Storytelling - Narration Across Media
About the course
Storytelling is a way of understanding and relating to the world around us. It is a crucial means of communication and most of us do it all the time.
The aim of this course is for students to acquire knowledge about and understanding of storytelling in a mediatized culture, and how stories are produced and evolve in different media. Students also acquire skills in producing stories, in different media, and knowledge and understanding of how those media informs how stories are and can be told.
In this course we study how stories travel across different media and what happens to a story when it is adapted to a new medium. We also explore how whole storyworlds emerge and evolve. We do this through theory, the study of various cultural expressions and through students’ own creative productions.

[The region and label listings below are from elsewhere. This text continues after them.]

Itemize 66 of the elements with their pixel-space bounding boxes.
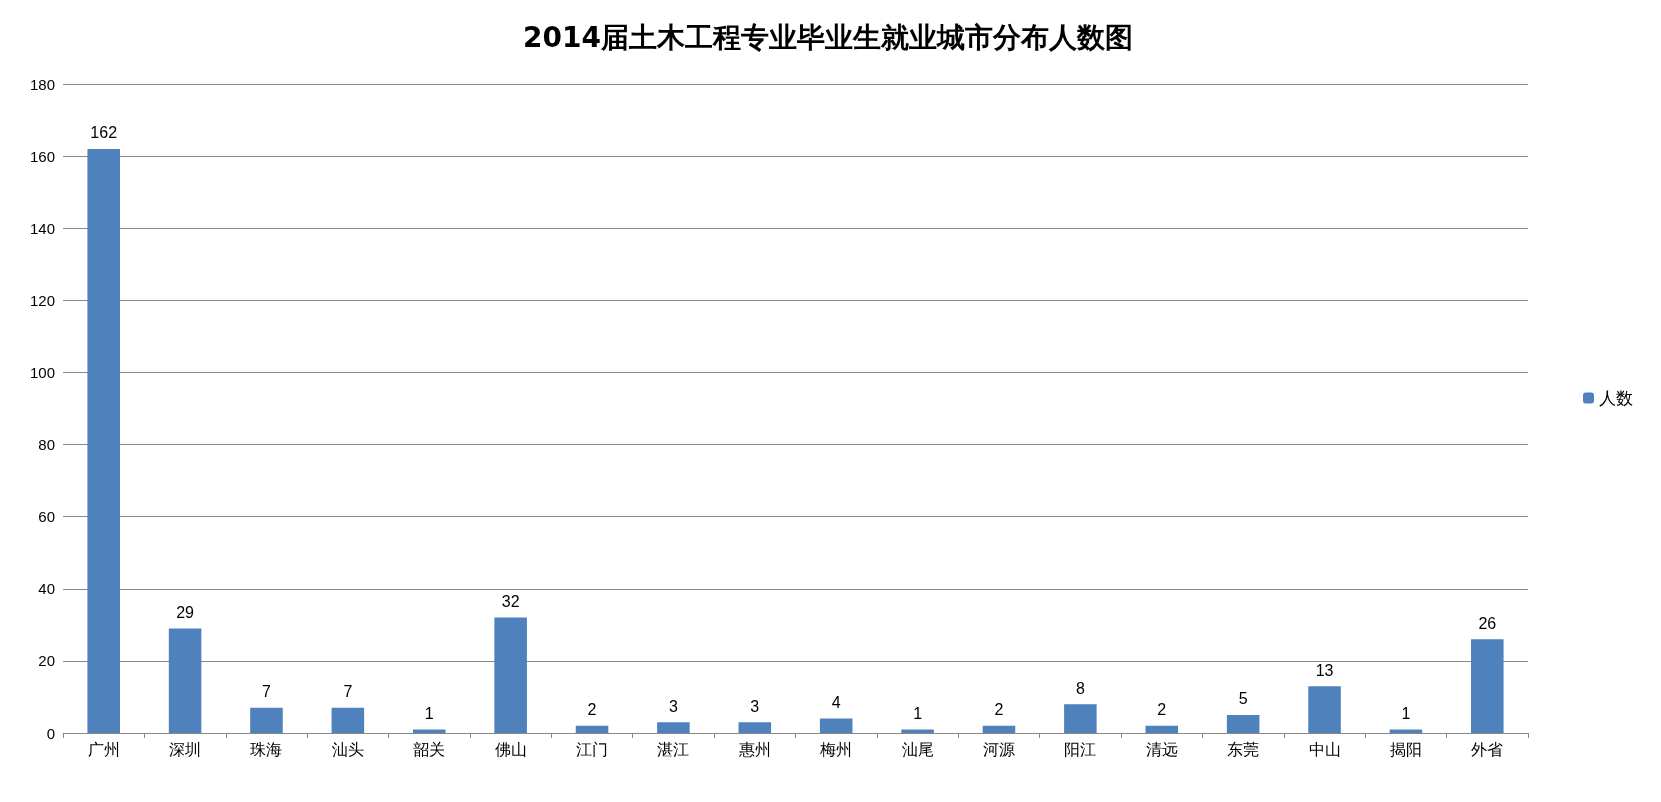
- x-tick-label: 阳江: [1064, 739, 1097, 759]
- y-tick-label: 80: [38, 436, 55, 454]
- bar: [1308, 686, 1341, 733]
- chart-title: 2014届土木工程专业毕业生就业城市分布人数图: [523, 20, 1133, 54]
- y-tick-label: 160: [29, 147, 55, 165]
- data-label: 13: [1315, 661, 1334, 679]
- x-tick-label: 外省: [1471, 739, 1504, 759]
- data-label: 29: [176, 603, 195, 621]
- bar: [1389, 729, 1423, 733]
- data-label: 1: [1401, 704, 1411, 722]
- bar: [1471, 639, 1504, 733]
- bar: [250, 707, 283, 733]
- data-label: 8: [1075, 679, 1085, 697]
- x-tick-label: 河源: [982, 739, 1015, 759]
- bar: [901, 729, 934, 733]
- bar: [819, 718, 853, 733]
- y-tick-label: 140: [29, 219, 55, 237]
- bar: [575, 725, 609, 733]
- bar: [982, 725, 1016, 733]
- x-tick-label: 江门: [576, 739, 609, 759]
- y-tick-label: 0: [46, 724, 55, 742]
- data-label: 4: [831, 694, 841, 712]
- x-tick-label: 梅州: [819, 739, 853, 759]
- bar: [1064, 704, 1097, 733]
- y-tick-label: 120: [29, 291, 55, 309]
- x-tick-label: 湛江: [657, 739, 690, 759]
- data-label: 2: [587, 701, 597, 719]
- data-label: 1: [424, 704, 434, 722]
- x-tick-label: 惠州: [737, 739, 771, 759]
- x-tick-label: 中山: [1308, 739, 1341, 759]
- y-tick-label: 180: [29, 75, 55, 93]
- bar: [168, 628, 202, 733]
- bar: [412, 729, 446, 733]
- y-tick-label: 20: [38, 652, 55, 670]
- x-tick-label: 佛山: [494, 739, 527, 759]
- y-tick-label: 60: [38, 508, 55, 526]
- bar: [657, 722, 690, 733]
- y-tick-label: 100: [29, 363, 55, 381]
- bar: [87, 148, 120, 733]
- x-tick-label: 深圳: [169, 739, 202, 759]
- data-label: 1: [913, 704, 923, 722]
- data-label: 7: [262, 683, 272, 701]
- bar: [738, 722, 772, 733]
- x-tick-label: 汕头: [331, 739, 364, 759]
- data-label: 32: [501, 593, 520, 611]
- data-label: 162: [90, 124, 118, 142]
- x-tick-label: 珠海: [250, 739, 283, 759]
- data-label: 7: [343, 683, 353, 701]
- y-tick-label: 40: [38, 580, 55, 598]
- bar: [331, 707, 365, 733]
- x-tick-label: 广州: [87, 739, 120, 759]
- x-tick-label: 韶关: [413, 739, 446, 759]
- data-label: 5: [1238, 690, 1248, 708]
- x-tick-label: 汕尾: [901, 739, 934, 759]
- x-tick-label: 东莞: [1227, 739, 1260, 759]
- data-label: 2: [994, 701, 1004, 719]
- data-label: 3: [750, 697, 760, 715]
- data-label: 3: [668, 697, 678, 715]
- x-tick-label: 清远: [1145, 739, 1178, 759]
- bar: [494, 617, 527, 733]
- legend-label: 人数: [1599, 388, 1633, 408]
- bar: [1145, 725, 1179, 733]
- data-label: 2: [1157, 701, 1167, 719]
- x-tick-label: 揭阳: [1389, 739, 1422, 759]
- data-label: 26: [1478, 614, 1497, 632]
- bar: [1226, 714, 1260, 733]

We make use of contemporary theories to understand how stories are told and how stories adapt to a mediatized culture. We study theories concerning storytelling in a broad sense, and narrative theory tied to specific media, such as literature, film, graphic novels, audio and interactive media. We examine how different media express narrative structures differently and how a specific medium informs how the narrative is constructed.
During the course we study how different media play with and problematize narration. To understand stories, we also read, watch, engage with a number of stories in different media, and analyse them.
Students also produce their own stories, using material and technology appropriate for their story. Students are invited to work with a selection of media, which will vary, e.g. audio, video, comics, interactive storytelling and escape rooms.
Course content
In this course we study how stories travel across different media and what happens to a story when it adapted to a new medium. We also study how whole storyworlds emerge and evolve. We make use of contemporary theories to understand how stories are told in, and how they adapt to, a mediatized culture. We engage with theories on storytelling in a broad sense, and narrative theory tied to specific media, such as literature, film, graphic novels, audio and interactive media. We look at how different media express narrative structures differently and how a specific medium informs how the narrative is constructed. In addition, analyse how different media play with and problematize narration. In order to understand stories, we also read, watch, engage with a number of stories in different media, and analyse them. Students furthermore produce their own stories, using material and technology appropriate for their story. Students are invited to work with a selection of media, which will vary, e.g. audio, video, comics, interactive storytelling and escape rooms.
Syllabus and course literature
You can find a list of literature in the syllabus, along with other details about the course.
Entry requirements and selection
Entry requirements
General entry requirements + English 6.
Selection
Upper secondary grades 34%, University credits completed 32%, Swedish Scholastic Aptitude Test (SweSAT) 34%
Course evaluation
The University provides students who participate in or who have completed a course with the opportunity to make known their experiences and viewpoints with regards to
the course by completing a course evaluation administered by the University. The University will compile and summarize the results of course evaluations as well as informing participants of the results and any decisions relating to measures initiated in response to the course evaluations. The results will be made available to the students (HF 1:14).